Para sustentar a posição, o MP anexou dados segundo os quais 368 advogados passaram por celas especiais em São Paulo entre 2007 e 2026. O maior registro ocorreu na Penitenciária “Dr. Sebastião Martins Silveira”, em Araraquara, que recebeu 106 advogados no período.
O levantamento também aponta 33 celas especiais para presos com ensino superior em unidades masculinas e femininas do estado. Esses espaços recebem advogados e outros custodiados com direito legal à prisão especial, como oficiais militares e pessoas enquadradas em hipóteses semelhantes.

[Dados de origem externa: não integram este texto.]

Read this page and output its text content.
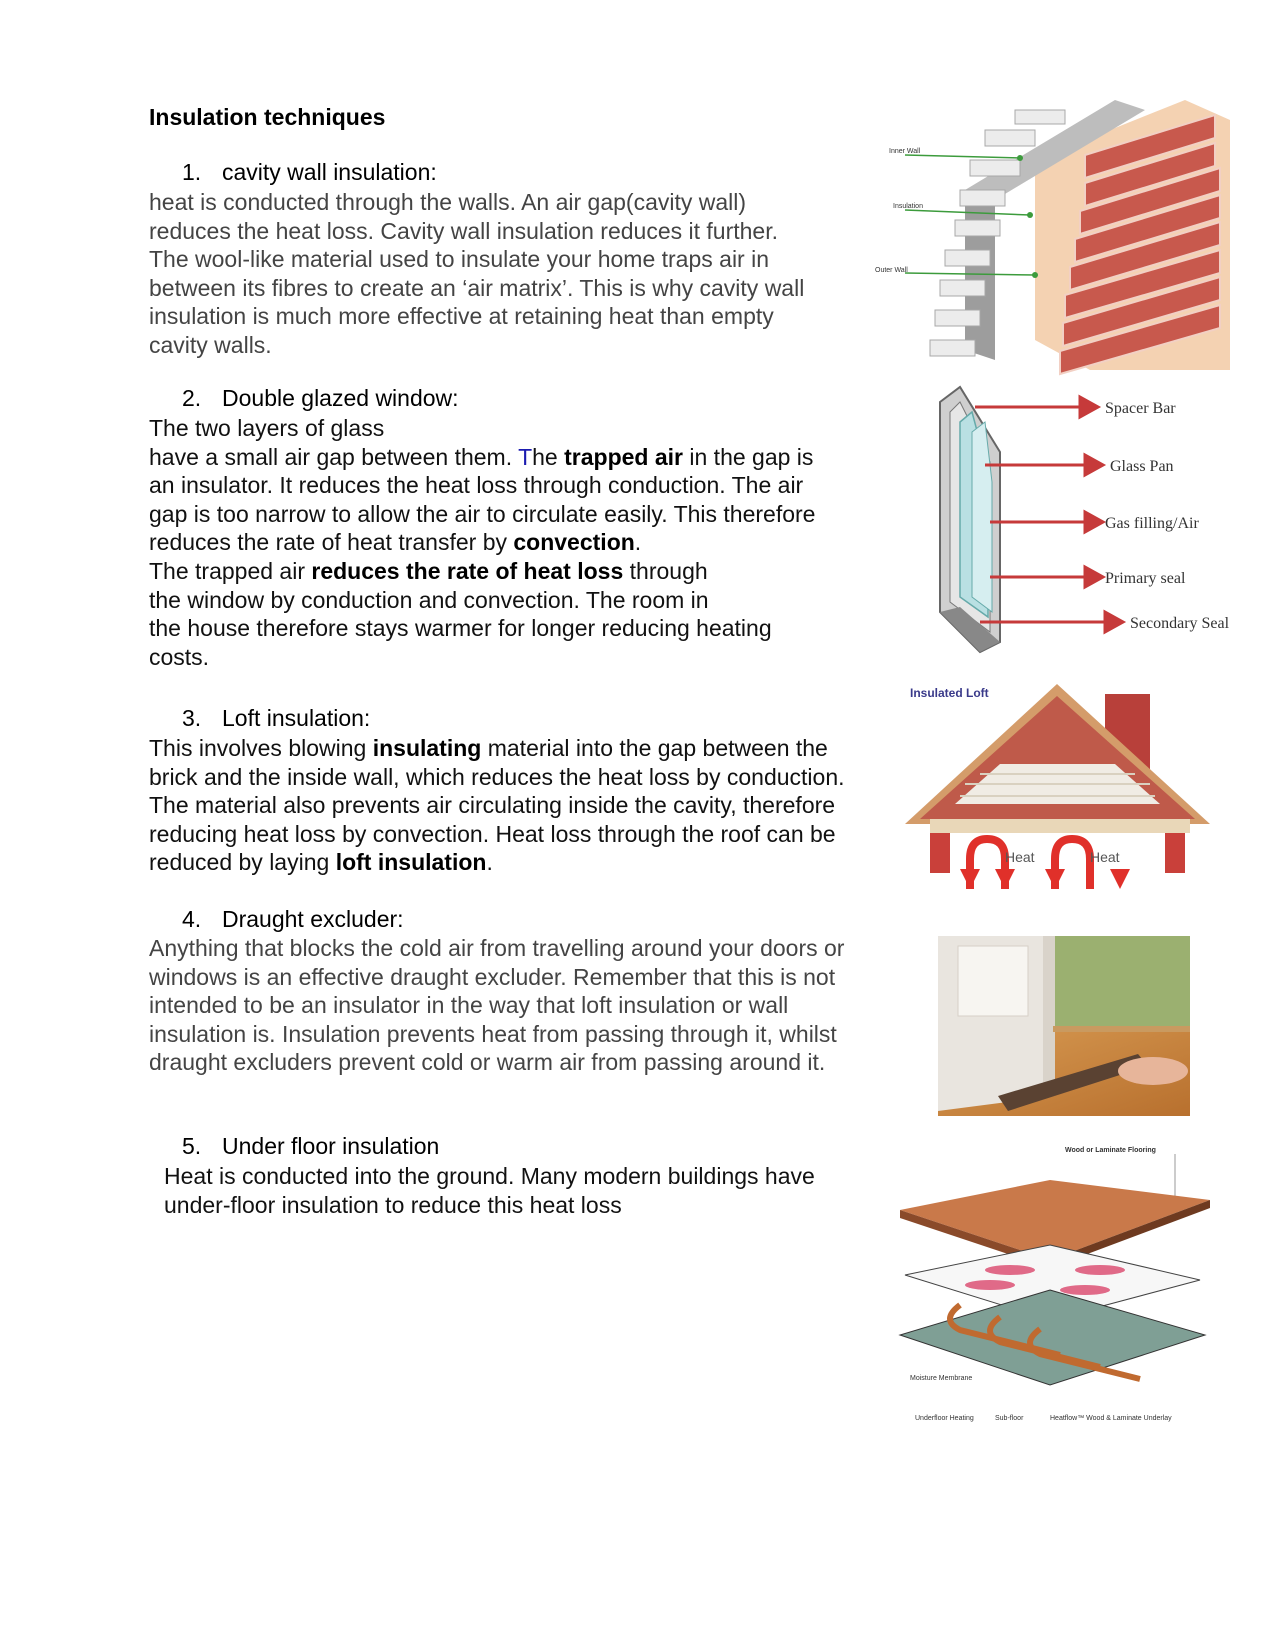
Insulation techniques
1. cavity wall insulation:
heat is conducted through the walls. An air gap(cavity wall)
reduces the heat loss. Cavity wall insulation reduces it further.
The wool-like material used to insulate your home traps air in
between its fibres to create an ‘air matrix’. This is why cavity wall
insulation is much more effective at retaining heat than empty
cavity walls.
2. Double glazed window:
The two layers of glass
have a small air gap between them. The trapped air in the gap is
an insulator. It reduces the heat loss through conduction. The air
gap is too narrow to allow the air to circulate easily. This therefore
reduces the rate of heat transfer by convection.
The trapped air reduces the rate of heat loss through
the window by conduction and convection. The room in
the house therefore stays warmer for longer reducing heating
costs.
3. Loft insulation:
This involves blowing insulating material into the gap between the
brick and the inside wall, which reduces the heat loss by conduction.
The material also prevents air circulating inside the cavity, therefore
reducing heat loss by convection. Heat loss through the roof can be
reduced by laying loft insulation.
4. Draught excluder:
Anything that blocks the cold air from travelling around your doors or
windows is an effective draught excluder. Remember that this is not
intended to be an insulator in the way that loft insulation or wall
insulation is. Insulation prevents heat from passing through it, whilst
draught excluders prevent cold or warm air from passing around it.
5. Under floor insulation
Heat is conducted into the ground. Many modern buildings have
under-floor insulation to reduce this heat loss
Inner Wall
Insulation
Outer Wall
Spacer Bar
Glass Pan
Gas filling/Air
Primary seal
Secondary Seal
Insulated Loft
Heat	Heat
Wood or Laminate Flooring
Moisture Membrane
Underfloor Heating	Sub-floor	Heatflow™ Wood & Laminate Underlay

Defesa cita inspeção da OAB-SP
A defesa de Deolane Bezerra afirma que ela é advogada regularmente inscrita na Ordem dos Advogados do Brasil e, por isso, tem direito à Sala de Estado-Maior. O pedido foi apresentado pelos advogados Aury Lopes Jr., Rogério Nunes, Josimary Rocha de Vilhena e Luiz Ricardo Rodrigues Imparato. Eles protocolaram o pedido depois de a Justiça negar a transferência. Vale destacar que a liminar já havia sido rejeitada pela relatora.

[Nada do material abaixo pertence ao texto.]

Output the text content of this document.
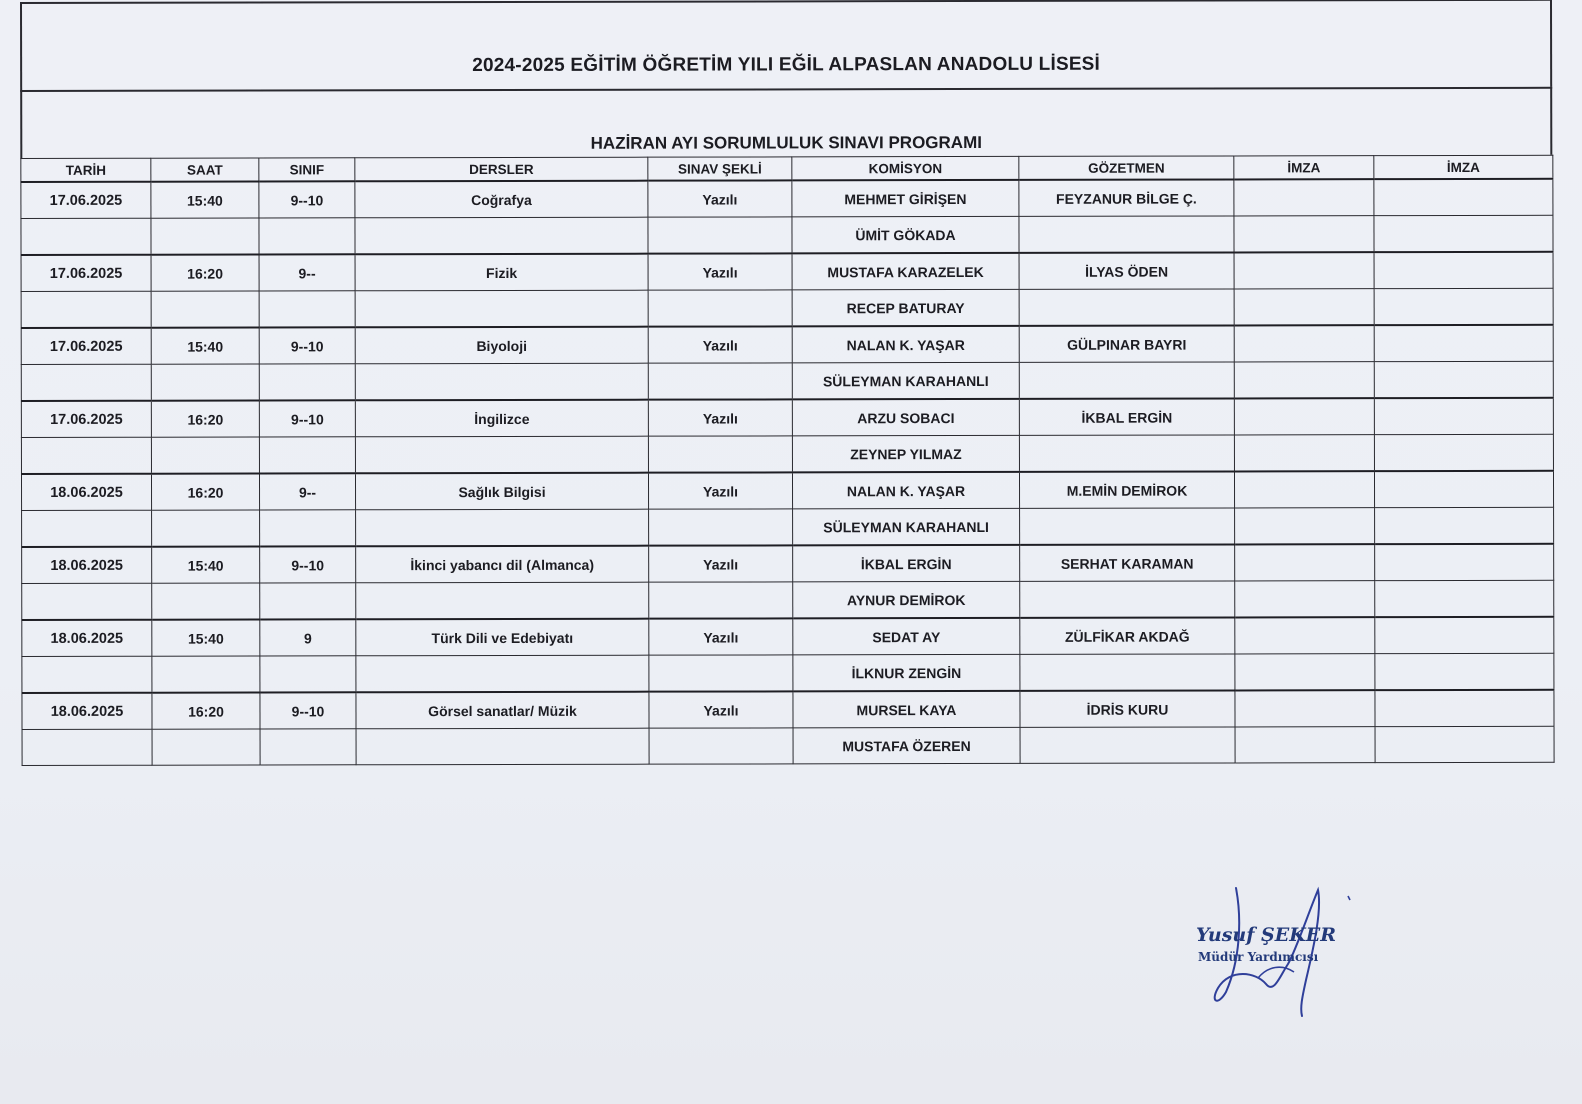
2024-2025 EĞİTİM ÖĞRETİM YILI EĞİL ALPASLAN ANADOLU LİSESİ
HAZİRAN AYI SORUMLULUK SINAVI PROGRAMI
TARİH	SAAT	SINIF	DERSLER	SINAV ŞEKLİ	KOMİSYON	GÖZETMEN	İMZA	İMZA
17.06.2025	15:40	9--10	Coğrafya	Yazılı	MEHMET GİRİŞEN	FEYZANUR BİLGE Ç.		
					ÜMİT GÖKADA			
17.06.2025	16:20	9--	Fizik	Yazılı	MUSTAFA KARAZELEK	İLYAS ÖDEN		
					RECEP BATURAY			
17.06.2025	15:40	9--10	Biyoloji	Yazılı	NALAN K. YAŞAR	GÜLPINAR BAYRI		
					SÜLEYMAN KARAHANLI			
17.06.2025	16:20	9--10	İngilizce	Yazılı	ARZU SOBACI	İKBAL ERGİN		
					ZEYNEP YILMAZ			
18.06.2025	16:20	9--	Sağlık Bilgisi	Yazılı	NALAN K. YAŞAR	M.EMİN DEMİROK		
					SÜLEYMAN KARAHANLI			
18.06.2025	15:40	9--10	İkinci yabancı dil (Almanca)	Yazılı	İKBAL ERGİN	SERHAT KARAMAN		
					AYNUR DEMİROK			
18.06.2025	15:40	9	Türk Dili ve Edebiyatı	Yazılı	SEDAT AY	ZÜLFİKAR AKDAĞ		
					İLKNUR ZENGİN			
18.06.2025	16:20	9--10	Görsel sanatlar/ Müzik	Yazılı	MURSEL KAYA	İDRİS KURU		
					MUSTAFA ÖZEREN			
Yusuf ŞEKER
Müdür Yardımcısı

No habeas corpus, a defesa cita inspeção feita por representantes da OAB-SP. Segundo os advogados, foram identificados problemas como ventilação insuficiente, condições sanitárias inadequadas, forte odor de tinta e relatos de escorpiões. Além disso, há barulho constante provocado por outras detentas. A defesa afirma que essas condições teriam provocado mal-estar e atendimento médico.
A direção da Penitenciária Feminina de Tupi Paulista apresentou outra versão ao Ministério Público. Segundo a unidade, Deolane está em pavilhão especial, separada das demais presas, em alojamento individual com cama, mesa, banheiro, chuveiro elétrico, televisão, ventilador e banho de sol diário. Ela também possui assistência médica e psicológica, além de quatro refeições por dia.
OAB-SP mudou atuação no processo
A atuação da OAB-SP também entrou na discussão. A entidade havia impetrado habeas corpus em favor de Deolane, alegando violação de prerrogativa profissional. Depois, desistiu desse pedido e passou a atuar como terceira interessada no habeas corpus apresentado pela defesa.
Em junho, o presidente da seccional paulista, Leonardo Sica, publicou vídeo nas redes sociais para responder a críticas sobre a atuação da entidade. Ele afirmou que a OAB paulista tem a missão de proteger prerrogativas e aplicar o Código de Ética. A OAB-SP não respondeu à reportagem original até a última atualização.
Deolane está presa preventivamente desde 21 de maio, no âmbito da Operação Vérnix. Essa operação apura suposto esquema de lavagem de dinheiro e participação em organização criminosa ligada ao Primeiro Comando da Capital (PCC). Ela nega as acusações
Na quinta-feira (2), o ministro Ribeiro Dantas, do Superior Tribunal de Justiça (STJ), negou pedido liminar da defesa para revogar a prisão preventiva. Em análise inicial, o ministro entendeu que a decisão estava fundamentada pela gravidade dos fatos investigados. O STJ também voltou a negar pedido de soltura da influenciadora em decisão recente.
O habeas corpus será analisado pela 16ª Câmara de Direito Criminal do TJ-SP. A decisão deve indicar se Deolane permanece no local atual, se será transferida para outro espaço de custódia ou se poderá cumprir prisão domiciliar.